Sberbank Memproyeksikan Volume Perdagangan Kripto yang Signifikan Menyusul Perubahan Regulasi di Rusia

TL;DR
- Sberbank memperkirakan volume perdagangan kripto tahunan sebesar $46,4 miliar di bawah regulasi baru Rusia.
- Proyeksi ini menyoroti potensi dampak dari formalisasi operasi bursa kripto di negara tersebut.
- Secara terpisah, mantan regulator AS menganjurkan pengawasan yang lebih longgar untuk mendorong perdagangan derivatif kripto di dalam negeri.
Sberbank Memperkirakan Pertumbuhan Pasar Kripto Rusia
Institusi keuangan terbesar di Rusia, Sberbank, telah merilis perkiraan mengenai potensi dampak ekonomi dari kerangka kerja mata uang kripto negara yang sedang berkembang. Menurut analisis bank tersebut, pengenalan bursa kripto yang diregulasi diperkirakan akan menghasilkan volume perdagangan sekitar $46,4 miliar dalam tahun pertama operasinya. Proyeksi ini menggarisbawahi antisipasi peralihan menuju formalisasi perdagangan aset digital dalam sistem keuangan Rusia saat struktur hukum baru mulai berlaku.
Meskipun Cointelegraph dan The Block awalnya melaporkan angka tersebut sebesar $46 miliar, Bitcoin Magazine merinci estimasinya menjadi $46,4 miliar. Lonjakan aktivitas yang diantisipasi ini menunjukkan transisi signifikan bagi pasar domestik, saat para trader beralih dari lingkungan yang tidak diregulasi ke platform yang beroperasi di bawah pengawasan resmi pemerintah.

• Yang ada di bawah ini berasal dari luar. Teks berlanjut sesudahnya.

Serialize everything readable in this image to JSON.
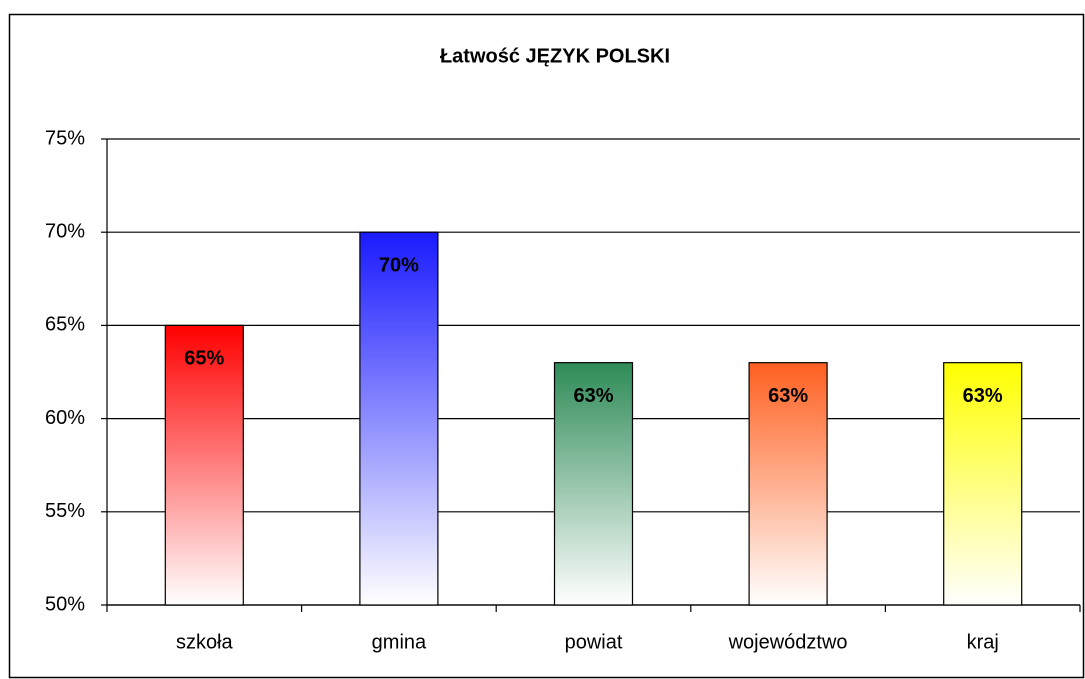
{
  "chart_data": {
    "type": "bar",
    "title": "Łatwość JĘZYK POLSKI",
    "categories": [
      "szkoła",
      "gmina",
      "powiat",
      "województwo",
      "kraj"
    ],
    "values": [
      65,
      70,
      63,
      63,
      63
    ],
    "value_labels": [
      "65%",
      "70%",
      "63%",
      "63%",
      "63%"
    ],
    "colors": [
      "#ff0000",
      "#1a1aff",
      "#2e8b57",
      "#ff6020",
      "#ffff00"
    ],
    "ylim": [
      50,
      75
    ],
    "yticks": [
      {
        "value": 50,
        "label": "50%"
      },
      {
        "value": 55,
        "label": "55%"
      },
      {
        "value": 60,
        "label": "60%"
      },
      {
        "value": 65,
        "label": "65%"
      },
      {
        "value": 70,
        "label": "70%"
      },
      {
        "value": 75,
        "label": "75%"
      }
    ],
    "grid": true
  }
}
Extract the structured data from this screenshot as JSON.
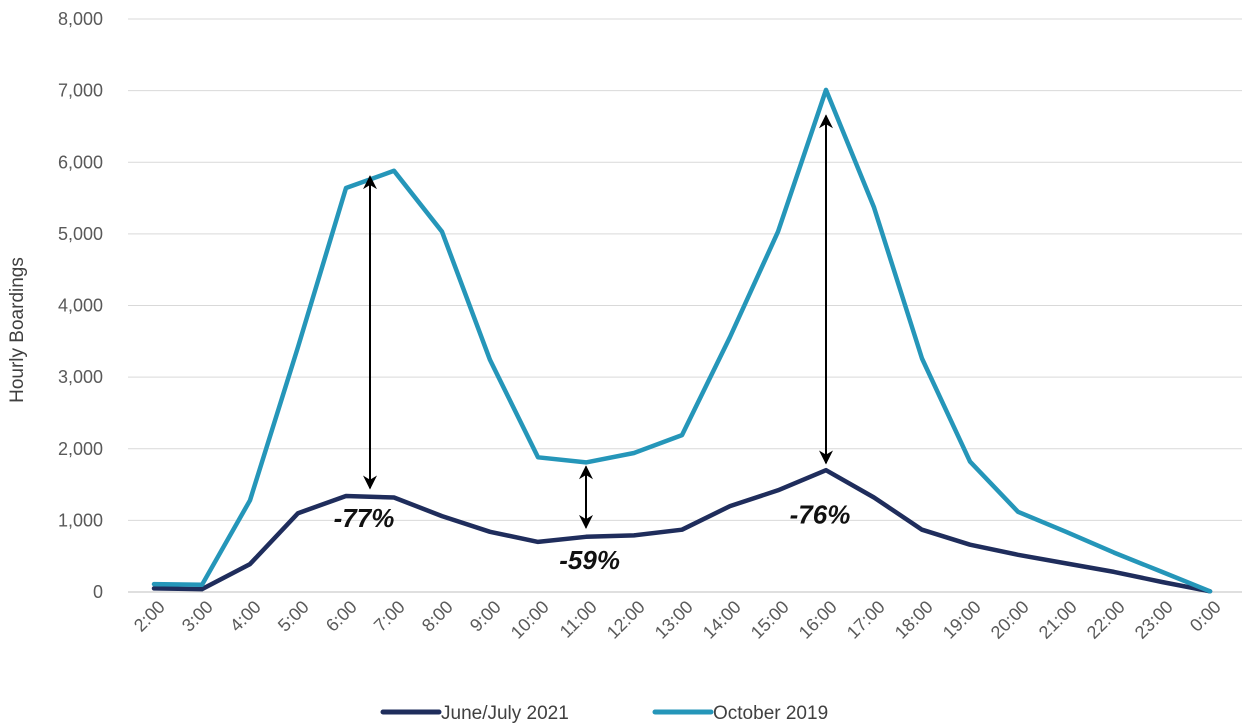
{
  "chart_data": {
    "type": "line",
    "ylabel": "Hourly Boardings",
    "xlabel": "",
    "ylim": [
      0,
      8000
    ],
    "yticks": [
      0,
      1000,
      2000,
      3000,
      4000,
      5000,
      6000,
      7000,
      8000
    ],
    "ytick_labels": [
      "0",
      "1,000",
      "2,000",
      "3,000",
      "4,000",
      "5,000",
      "6,000",
      "7,000",
      "8,000"
    ],
    "grid": "horizontal",
    "legend_position": "bottom",
    "categories": [
      "2:00",
      "3:00",
      "4:00",
      "5:00",
      "6:00",
      "7:00",
      "8:00",
      "9:00",
      "10:00",
      "11:00",
      "12:00",
      "13:00",
      "14:00",
      "15:00",
      "16:00",
      "17:00",
      "18:00",
      "19:00",
      "20:00",
      "21:00",
      "22:00",
      "23:00",
      "0:00"
    ],
    "series": [
      {
        "name": "June/July 2021",
        "color": "#1f2d5c",
        "values": [
          50,
          40,
          390,
          1100,
          1340,
          1320,
          1060,
          840,
          700,
          770,
          790,
          870,
          1200,
          1420,
          1700,
          1320,
          870,
          660,
          520,
          400,
          280,
          140,
          10
        ]
      },
      {
        "name": "October 2019",
        "color": "#2596b9",
        "values": [
          110,
          100,
          1280,
          3420,
          5640,
          5880,
          5030,
          3240,
          1880,
          1810,
          1940,
          2190,
          3560,
          5030,
          7010,
          5370,
          3260,
          1820,
          1120,
          840,
          550,
          280,
          10
        ]
      }
    ],
    "annotations": [
      {
        "text": "-77%",
        "x_index": 4.5,
        "y": 1030
      },
      {
        "text": "-59%",
        "x_index": 9.2,
        "y": 450
      },
      {
        "text": "-76%",
        "x_index": 14.0,
        "y": 1080
      }
    ],
    "arrows": [
      {
        "x_index": 4.5,
        "y_from": 1450,
        "y_to": 5800
      },
      {
        "x_index": 9.0,
        "y_from": 900,
        "y_to": 1750
      },
      {
        "x_index": 14.0,
        "y_from": 1800,
        "y_to": 6650
      }
    ]
  }
}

Perspektif Regulasi tentang Derivatif dan Kepatuhan
Selain perkembangan di Rusia, lanskap regulasi global yang lebih luas tetap menjadi fokus utama bagi para pelaku industri. Di Amerika Serikat, mantan pejabat dari Securities and Exchange Commission (SEC) dan Commodity Futures Trading Commission (CFTC) dilaporkan menganjurkan pendekatan regulasi yang lebih fleksibel. Para mantan regulator ini berpendapat bahwa penerapan pendekatan yang lebih longgar dapat mendorong migrasi perdagangan perpetual kripto ke platform dalam negeri, yang berpotensi meningkatkan transparansi dan partisipasi pasar domestik.
Sementara itu, tindakan penegakan hukum terus membentuk perilaku pasar prediksi. Kalshi telah mengeluarkan larangan permanen pertamanya terhadap mantan Anggota DPR AS George Santos. Platform tersebut menyebut aktivitas perdagangan yang terkait dengan pidato Kenegaraan (State of the Union) sebagai alasan utama di balik penggusuran permanen tersebut, menandai contoh penting dari pasar prediksi yang menegakkan kebijakan perilaku internalnya terhadap pengguna terkenal.
Perkembangan ini mencerminkan tren ganda dalam ruang aset digital: dorongan institusional untuk infrastruktur berskala besar yang diregulasi di pasar berkembang seperti Rusia, dan perdebatan yang sedang berlangsung mengenai tingkat pengawasan yang tepat yang diperlukan untuk mendorong inovasi sembari menjaga integritas pasar di Amerika Serikat.
This article was reconstructed from public reporting with AI assistance and is for informational purposes only — not financial advice. See our editorial policy.